実はゴルバンは、驚くほど広範な権限を付与されて河東に渡っていた。先の百人長の任命も本来ならハーン、あるいは相国たる四頭豹にしか許されていない。その及ぶところは軍権に留まらず、内政外交など多岐に亘った。
ついに幕府(注3)を開いて、ムライを相(注4)とする。のちに正式に河東公に任じられ、「順王」の称号すら得る。ゴルバン治下の東原を、以後は「東ヤクマン部」と呼ぶことにする。
ヒィは、光都のみならず、再び東原の南半をことごとく失ったのである。切歯扼腕したが、どうにもならない。神行公キセイをして敵情を探らせただけである。
卒かに強大な敵と境を接することになり、ヒィは再び窮した。彼我の兵力差は歴然、単独では決して抗しえない。
憂悶するうちに秋は過ぎ去ろうとしていた。ヒィは冬営地への移動を指揮しながら、沈思黙考することが多くなったが、くどくどしい話は抜きにする。

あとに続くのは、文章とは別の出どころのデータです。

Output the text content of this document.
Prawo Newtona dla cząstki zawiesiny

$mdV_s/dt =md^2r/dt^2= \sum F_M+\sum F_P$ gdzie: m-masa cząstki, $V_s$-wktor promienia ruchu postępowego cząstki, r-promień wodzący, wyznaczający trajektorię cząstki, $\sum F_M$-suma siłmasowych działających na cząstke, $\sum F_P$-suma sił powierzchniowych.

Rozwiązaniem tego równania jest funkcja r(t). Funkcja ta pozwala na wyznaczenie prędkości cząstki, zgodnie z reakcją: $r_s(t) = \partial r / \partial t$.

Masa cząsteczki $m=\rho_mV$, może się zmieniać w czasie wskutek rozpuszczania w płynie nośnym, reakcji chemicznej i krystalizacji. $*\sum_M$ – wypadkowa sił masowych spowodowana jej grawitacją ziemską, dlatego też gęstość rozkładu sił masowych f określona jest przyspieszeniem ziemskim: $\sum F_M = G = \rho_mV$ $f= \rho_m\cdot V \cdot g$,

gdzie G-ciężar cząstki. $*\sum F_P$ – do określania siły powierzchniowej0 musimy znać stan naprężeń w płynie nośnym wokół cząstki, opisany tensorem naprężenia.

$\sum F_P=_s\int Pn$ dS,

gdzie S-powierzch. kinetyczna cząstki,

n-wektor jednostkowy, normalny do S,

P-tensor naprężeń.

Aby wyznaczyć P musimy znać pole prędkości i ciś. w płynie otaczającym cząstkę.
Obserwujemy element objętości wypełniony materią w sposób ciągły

(注1)【クリエン】複数のアイルの集団から成り立つ部落形態。主に軍団の駐屯に際して形成され、遊牧形態から戦闘形態への転換が容易である。圏営、群団などと訳されることもある。単位は「翼」。
(注2)【剄い草はなく……】古言に「疾風に剄草を知る」とある。激しい風が吹いてはじめて丈夫な草が見分けられる。つまり、苦難に遭ってはじめてその人の意志の強さや節操の堅さがわかることの譬え。
(注3)【幕府】出征中の将軍の幕営。
(注4)【相】諸侯を補佐する官吏の最高位。中央における宰相に当たる。